Les métiers non-concernés par la réforme des retraites

Élisabeth Borne a récemment dévoilé les contours de la réforme des retraites et a dévoilé les métiers qui y ont échappé. C’est notamment le cas pour les avocats, les médecins et les divers personnels de la Comédie française ainsi que de l’Opéra de Paris. En gros, les régimes autonomes et ceux répondant à des sujétions spécifiques ne seront pas touchés par le changement.

Il faut savoir que dans le régime général, ce sont les employeurs qui paient les cotisations retraite de leurs salariés. Or, dans les régimes autonomes, ce sont les membres qui financent leur retraite suivant leurs revenus.

Les avantages des régimes spécifiques

Le gouvernement avait déjà envisagé d’effectuer une réforme des retraites universelles en 2019. Dans le cas où cette dernière aurait été appliquée, elle aurait entraîné la suppression des régimes autonomes. Cependant, ces derniers s’y étaient fortement opposés au point de descendre dans la rue. Ils ne pouvaient effectivement pas accepter que leurs régimes soient fondus dans le régime général car ils perdraient certains de leurs droits. C’est pourquoi, ce changement n’a pas été adopté.

Les régimes spécifiques concernent notamment les salariés de l’Opéra de Paris et la Comédie Française ainsi que les marins. Ainsi, même aujourd’hui, ils pourront garder leurs avantages. Il faut d’ailleurs savoir que les régimes spécifiques peuvent partir à la retraite avant l’âge légal de départ.

Changement apporté par la réforme de la retraite

Selon les propos de la cheffe du gouvernement, d’ici à 2030, l’âge légal de départ à la retraite reculera progressivement à 64 ans au lieu de 62 ans. Apparemment, cela se fera au rythme de trois mois par an dès le 01er Septembre prochain.

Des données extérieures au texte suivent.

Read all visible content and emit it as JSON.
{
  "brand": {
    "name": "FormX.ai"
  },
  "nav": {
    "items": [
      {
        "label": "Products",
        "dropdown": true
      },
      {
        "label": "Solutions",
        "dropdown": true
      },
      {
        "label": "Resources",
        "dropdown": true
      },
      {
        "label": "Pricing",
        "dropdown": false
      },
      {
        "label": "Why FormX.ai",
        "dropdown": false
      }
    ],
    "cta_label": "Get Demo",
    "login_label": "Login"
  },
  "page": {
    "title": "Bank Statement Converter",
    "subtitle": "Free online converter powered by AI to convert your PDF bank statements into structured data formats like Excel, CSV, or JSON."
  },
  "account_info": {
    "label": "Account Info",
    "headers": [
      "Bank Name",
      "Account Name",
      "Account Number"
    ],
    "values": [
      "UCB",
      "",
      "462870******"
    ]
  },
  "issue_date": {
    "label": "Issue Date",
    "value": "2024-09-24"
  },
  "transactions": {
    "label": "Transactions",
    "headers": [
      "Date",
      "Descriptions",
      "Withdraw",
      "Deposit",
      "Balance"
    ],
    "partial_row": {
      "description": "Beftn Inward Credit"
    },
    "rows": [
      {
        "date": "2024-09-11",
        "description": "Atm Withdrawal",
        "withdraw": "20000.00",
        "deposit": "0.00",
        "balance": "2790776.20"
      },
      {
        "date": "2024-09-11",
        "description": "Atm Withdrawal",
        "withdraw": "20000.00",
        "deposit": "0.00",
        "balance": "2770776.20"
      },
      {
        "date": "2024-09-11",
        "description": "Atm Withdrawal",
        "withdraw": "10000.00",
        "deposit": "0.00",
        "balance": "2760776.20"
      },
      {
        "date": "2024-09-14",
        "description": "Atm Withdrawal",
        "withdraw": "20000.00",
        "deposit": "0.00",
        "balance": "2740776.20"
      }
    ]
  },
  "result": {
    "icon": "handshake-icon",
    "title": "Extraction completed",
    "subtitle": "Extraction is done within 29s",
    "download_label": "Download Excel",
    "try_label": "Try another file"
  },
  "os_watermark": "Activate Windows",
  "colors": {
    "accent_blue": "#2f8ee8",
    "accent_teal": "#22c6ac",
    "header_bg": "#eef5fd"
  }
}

Avec cette mesure, la durée de cotisation sera allongée et donc elle interviendra plus tôt que prévu. Ainsi, dès 2027, il faudra avoir cotisé 43 ans de carrière pour obtenir une pension de retraie à taux plein. Cette réforme sera bientôt intégrée au futur projet de loi de financement de la Sécurité sociale selon Élisabeth Borne. D’ailleurs, elle serait présentée au conseil des ministres le 23 janvier prochain.